其中 $c_k \in \mathbb{R}^{1 \times D_{hdd}}$ 是上下文编码, $\alpha_k \in \mathbb{R}^{M}$ 是每个序列编码向量 $s_i$ 对应的权重
1. 将 $c_k$ 映射到上下文向量 $p_{ck} = \mathbb{R}^{|V|}$ 空间.
  (这里可以使用 FC + Softmax, 也可以使用其它方式. 比如 ConvLab2 就使用了 torch.scatter_add() 方式, 将 Utterance 中每个单词对应的 Attention 权重 $\alpha_k$ 叠加, 作为对应词汇的概率, 这样只有输入序列中出现的词才会的概率大于 0)
2. 解码器隐状态 $h_k$ 与嵌入矩阵 $E$ 计算 Attention, 得到 Pointer 向量
$p_{vk} = \text{Attention} (E, h_k) \in \mathbb{R}^{|V|}$
1. 计算权重因子 $\gamma_{k} \in \mathbb{R} \,$
$\gamma_{k} = \text{FC} ([s_k; c_k; e_{k-1}])$
1. 加权 $p_{ck}$ 和 $p_{vk}$ , 得到 $v_k$ 的概率分布 ${p_{k} \in \mathbb{R}^{|V|}}$
$p_{k} = (1 - \gamma_{k} ) * p_{ck} + \gamma_{k} * p_{vk}$
1. 解码 $v_k$
$v_k = \argmax_{v \in V} (p_k [v])$
槽位 $(d, s)$ 的槽位值 $v = [v_0, v_1, \cdots, v_N]$

Slot Gate

Slot Gate 是一个三分类器, 目标类别有:

ptr
none
dontcare

Slot Gate 只需要在解码槽位 $(d, s)$ 的槽位值的第一个 Token $v_0$ 时判断即可.

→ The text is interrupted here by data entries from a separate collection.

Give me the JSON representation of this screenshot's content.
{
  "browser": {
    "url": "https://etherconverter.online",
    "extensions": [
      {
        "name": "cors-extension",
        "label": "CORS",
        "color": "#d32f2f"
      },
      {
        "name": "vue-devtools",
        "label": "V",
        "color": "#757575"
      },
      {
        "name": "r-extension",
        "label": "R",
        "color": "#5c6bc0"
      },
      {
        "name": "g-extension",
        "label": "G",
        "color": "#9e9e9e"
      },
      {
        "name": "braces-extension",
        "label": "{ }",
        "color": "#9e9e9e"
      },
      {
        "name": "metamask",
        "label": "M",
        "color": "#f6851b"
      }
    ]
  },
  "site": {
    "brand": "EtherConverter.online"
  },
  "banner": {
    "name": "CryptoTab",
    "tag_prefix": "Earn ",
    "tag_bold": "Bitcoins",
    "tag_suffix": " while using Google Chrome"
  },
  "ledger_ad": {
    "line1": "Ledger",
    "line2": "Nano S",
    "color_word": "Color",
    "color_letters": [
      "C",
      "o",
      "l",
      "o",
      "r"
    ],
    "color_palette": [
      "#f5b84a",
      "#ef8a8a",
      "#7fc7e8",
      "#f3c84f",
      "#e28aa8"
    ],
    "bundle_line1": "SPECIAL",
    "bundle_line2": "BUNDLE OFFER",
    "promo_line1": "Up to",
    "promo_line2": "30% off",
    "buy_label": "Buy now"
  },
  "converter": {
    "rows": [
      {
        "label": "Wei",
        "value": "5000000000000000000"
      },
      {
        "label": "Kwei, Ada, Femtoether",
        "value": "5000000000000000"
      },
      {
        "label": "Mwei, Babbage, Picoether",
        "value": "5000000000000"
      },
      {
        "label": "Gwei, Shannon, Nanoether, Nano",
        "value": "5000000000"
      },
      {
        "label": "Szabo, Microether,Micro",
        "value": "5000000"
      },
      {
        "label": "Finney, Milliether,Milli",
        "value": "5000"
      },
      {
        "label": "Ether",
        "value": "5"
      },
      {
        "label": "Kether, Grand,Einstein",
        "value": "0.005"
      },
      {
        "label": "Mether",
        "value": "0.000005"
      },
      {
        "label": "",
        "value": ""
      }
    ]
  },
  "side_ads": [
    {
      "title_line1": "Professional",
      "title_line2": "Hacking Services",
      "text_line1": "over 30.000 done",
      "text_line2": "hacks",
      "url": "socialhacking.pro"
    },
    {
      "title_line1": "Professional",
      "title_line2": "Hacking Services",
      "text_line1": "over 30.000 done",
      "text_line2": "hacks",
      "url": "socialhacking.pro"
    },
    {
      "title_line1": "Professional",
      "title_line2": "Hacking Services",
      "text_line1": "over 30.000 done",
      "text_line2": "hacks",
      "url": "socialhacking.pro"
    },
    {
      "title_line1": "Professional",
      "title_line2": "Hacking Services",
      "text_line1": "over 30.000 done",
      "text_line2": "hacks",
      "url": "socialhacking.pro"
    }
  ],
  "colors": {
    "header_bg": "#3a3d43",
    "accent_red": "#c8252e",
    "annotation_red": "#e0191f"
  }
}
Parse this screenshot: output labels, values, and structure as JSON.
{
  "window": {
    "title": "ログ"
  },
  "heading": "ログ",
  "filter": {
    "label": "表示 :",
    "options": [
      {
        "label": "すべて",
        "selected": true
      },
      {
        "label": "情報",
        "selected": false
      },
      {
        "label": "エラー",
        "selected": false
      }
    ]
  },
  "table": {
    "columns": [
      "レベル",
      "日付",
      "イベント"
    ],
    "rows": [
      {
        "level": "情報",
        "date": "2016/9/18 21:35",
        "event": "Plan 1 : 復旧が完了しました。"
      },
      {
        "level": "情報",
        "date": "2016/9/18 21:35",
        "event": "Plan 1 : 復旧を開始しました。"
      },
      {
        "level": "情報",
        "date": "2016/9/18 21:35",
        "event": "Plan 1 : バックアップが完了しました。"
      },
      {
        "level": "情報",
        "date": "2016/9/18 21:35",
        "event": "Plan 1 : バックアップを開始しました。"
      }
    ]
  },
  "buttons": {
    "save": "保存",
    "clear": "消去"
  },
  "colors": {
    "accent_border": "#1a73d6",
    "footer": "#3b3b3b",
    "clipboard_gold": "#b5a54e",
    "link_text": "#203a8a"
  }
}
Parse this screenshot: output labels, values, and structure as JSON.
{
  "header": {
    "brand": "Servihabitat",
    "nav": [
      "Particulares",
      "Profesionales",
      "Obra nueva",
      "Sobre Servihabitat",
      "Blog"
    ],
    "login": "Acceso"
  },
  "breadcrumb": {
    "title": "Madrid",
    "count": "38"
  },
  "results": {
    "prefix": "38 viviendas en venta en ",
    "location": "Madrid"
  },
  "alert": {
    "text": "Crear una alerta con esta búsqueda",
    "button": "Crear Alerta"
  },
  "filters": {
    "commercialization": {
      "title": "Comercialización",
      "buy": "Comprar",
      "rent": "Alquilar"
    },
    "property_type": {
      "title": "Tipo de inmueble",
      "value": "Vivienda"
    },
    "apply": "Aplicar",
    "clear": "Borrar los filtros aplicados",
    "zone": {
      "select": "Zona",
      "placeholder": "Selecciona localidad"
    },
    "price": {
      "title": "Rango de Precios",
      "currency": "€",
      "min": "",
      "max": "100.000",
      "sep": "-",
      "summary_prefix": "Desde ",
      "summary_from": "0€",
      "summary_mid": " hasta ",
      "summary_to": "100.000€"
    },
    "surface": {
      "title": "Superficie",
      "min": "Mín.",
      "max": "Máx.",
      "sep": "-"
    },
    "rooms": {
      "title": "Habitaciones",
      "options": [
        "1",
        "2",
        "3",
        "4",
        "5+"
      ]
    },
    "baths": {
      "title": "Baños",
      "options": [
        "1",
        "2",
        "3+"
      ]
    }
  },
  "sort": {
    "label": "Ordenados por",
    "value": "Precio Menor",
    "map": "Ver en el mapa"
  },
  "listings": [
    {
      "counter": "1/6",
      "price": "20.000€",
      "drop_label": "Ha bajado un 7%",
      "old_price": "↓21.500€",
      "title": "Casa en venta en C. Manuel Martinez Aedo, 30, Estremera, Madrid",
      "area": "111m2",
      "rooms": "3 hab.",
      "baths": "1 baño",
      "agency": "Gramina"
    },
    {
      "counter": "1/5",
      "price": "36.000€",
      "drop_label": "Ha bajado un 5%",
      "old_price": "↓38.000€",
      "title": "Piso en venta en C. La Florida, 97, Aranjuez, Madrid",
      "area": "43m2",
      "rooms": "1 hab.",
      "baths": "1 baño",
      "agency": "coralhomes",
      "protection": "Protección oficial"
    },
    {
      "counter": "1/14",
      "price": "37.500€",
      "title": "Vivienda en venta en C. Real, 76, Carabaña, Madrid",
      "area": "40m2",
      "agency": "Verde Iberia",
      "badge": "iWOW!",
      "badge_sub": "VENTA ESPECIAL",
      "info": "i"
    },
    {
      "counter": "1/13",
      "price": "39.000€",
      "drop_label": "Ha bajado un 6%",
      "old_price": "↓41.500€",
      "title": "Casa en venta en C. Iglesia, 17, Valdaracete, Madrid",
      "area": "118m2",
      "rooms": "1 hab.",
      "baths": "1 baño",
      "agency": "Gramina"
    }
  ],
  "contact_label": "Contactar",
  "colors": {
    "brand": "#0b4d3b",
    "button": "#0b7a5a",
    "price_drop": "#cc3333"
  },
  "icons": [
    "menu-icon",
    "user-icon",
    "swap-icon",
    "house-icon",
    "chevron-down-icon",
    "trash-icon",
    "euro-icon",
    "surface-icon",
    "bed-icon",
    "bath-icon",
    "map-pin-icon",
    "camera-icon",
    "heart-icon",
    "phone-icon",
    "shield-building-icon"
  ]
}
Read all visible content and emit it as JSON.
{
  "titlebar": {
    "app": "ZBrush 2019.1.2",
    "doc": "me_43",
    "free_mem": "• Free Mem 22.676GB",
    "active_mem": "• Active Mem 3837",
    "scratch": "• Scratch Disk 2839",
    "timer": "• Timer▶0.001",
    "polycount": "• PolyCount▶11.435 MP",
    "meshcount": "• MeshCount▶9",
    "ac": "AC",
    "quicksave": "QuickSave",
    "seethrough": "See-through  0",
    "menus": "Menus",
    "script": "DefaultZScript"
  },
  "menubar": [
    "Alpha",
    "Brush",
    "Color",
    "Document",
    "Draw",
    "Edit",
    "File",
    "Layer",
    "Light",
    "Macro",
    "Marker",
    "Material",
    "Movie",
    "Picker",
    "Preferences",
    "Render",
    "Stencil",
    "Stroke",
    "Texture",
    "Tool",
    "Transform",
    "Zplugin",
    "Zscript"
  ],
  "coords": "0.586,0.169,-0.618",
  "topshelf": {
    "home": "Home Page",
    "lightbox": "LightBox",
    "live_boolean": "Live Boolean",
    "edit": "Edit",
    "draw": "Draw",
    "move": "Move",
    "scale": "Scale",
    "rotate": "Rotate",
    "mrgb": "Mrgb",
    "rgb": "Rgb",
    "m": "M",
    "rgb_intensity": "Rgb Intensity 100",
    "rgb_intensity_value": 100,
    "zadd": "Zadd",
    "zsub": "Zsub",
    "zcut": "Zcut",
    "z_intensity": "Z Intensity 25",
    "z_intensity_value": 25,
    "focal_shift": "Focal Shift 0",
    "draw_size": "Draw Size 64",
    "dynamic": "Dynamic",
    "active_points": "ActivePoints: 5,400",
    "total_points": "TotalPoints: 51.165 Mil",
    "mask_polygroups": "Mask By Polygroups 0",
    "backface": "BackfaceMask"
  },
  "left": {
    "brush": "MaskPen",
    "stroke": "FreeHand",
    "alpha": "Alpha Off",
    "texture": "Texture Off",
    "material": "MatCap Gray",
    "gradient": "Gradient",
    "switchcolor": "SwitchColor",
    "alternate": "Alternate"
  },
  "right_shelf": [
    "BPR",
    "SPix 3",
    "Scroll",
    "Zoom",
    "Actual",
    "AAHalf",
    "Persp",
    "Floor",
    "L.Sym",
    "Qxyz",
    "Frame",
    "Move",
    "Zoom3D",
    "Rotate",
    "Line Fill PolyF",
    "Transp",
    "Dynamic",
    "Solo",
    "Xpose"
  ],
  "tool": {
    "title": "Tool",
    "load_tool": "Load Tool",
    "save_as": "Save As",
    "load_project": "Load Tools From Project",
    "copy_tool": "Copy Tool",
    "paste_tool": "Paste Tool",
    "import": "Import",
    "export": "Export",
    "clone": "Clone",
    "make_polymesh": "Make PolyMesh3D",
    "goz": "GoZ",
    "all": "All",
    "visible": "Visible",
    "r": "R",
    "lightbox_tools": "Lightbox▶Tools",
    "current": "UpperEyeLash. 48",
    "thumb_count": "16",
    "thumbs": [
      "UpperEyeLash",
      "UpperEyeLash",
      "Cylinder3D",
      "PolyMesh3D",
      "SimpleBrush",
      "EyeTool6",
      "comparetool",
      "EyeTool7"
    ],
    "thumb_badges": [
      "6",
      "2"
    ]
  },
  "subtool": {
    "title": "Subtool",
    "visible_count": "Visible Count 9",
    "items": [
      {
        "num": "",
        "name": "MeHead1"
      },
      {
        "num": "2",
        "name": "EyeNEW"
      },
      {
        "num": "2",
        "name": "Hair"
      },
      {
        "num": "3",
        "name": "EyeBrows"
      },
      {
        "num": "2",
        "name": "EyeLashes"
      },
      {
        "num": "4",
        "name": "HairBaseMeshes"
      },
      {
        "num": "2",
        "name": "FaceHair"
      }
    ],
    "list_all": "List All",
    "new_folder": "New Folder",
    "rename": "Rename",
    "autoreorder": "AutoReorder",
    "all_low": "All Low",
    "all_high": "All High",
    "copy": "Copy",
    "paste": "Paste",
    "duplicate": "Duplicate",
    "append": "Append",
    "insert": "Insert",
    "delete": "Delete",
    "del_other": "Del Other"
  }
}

Slot Gate 使用最基础的 FC + Softmax 网络即可. 输入 $v_0$ 的上下文编码向量 $c_0$ , Slot Gate 的工作流程为:

$g_{ds} = \text{Softmax} (\text{FC} (c_0)) \in \mathbb{R}^{3}$

Zero-shot / Few-shot DST

先回忆一下 TRADE 解码器的输入数据:

编码器输出序列编码 $S \in \mathbb{R}^{M \times D_{hdd}}$ 及隐状态 $H \in \mathbb{R}^{D_{hdd}}$
当前正在处理的槽位 $(d, s)$
槽位词表 $V_{ds}$ 及对应的嵌入矩阵 $E_{ds} \in \mathbb{R}^{|V_{ds}| \times D_{hdd}}$
所有 Token 对应的总词表 $V$ 及嵌入矩阵 $E \in \mathbb{R}^{|V| \times D_{hdd}}$
仅限训练时: 槽位值目标序列: $T = [v_1, v_2, \cdots, v_N] \in \mathbb{R}^{N} \,$

在 Zero-shot 场景下, 目标 Domain 和/或 Slot 在训练数据未曾出现过, 因此无法获得 $(d, s)$ 对应的嵌入向量. 这种情况下的 DST 是非常困难的.

在 Few-shot 场景下, 可以认为槽位词表 $V_{ds}$ 是完备的, 只不过对于新的 Domain 和 Slot, 其嵌入向量是欠学习的.

Few-shot 场景常用的学习方法是 持续学习 (Continual Learning).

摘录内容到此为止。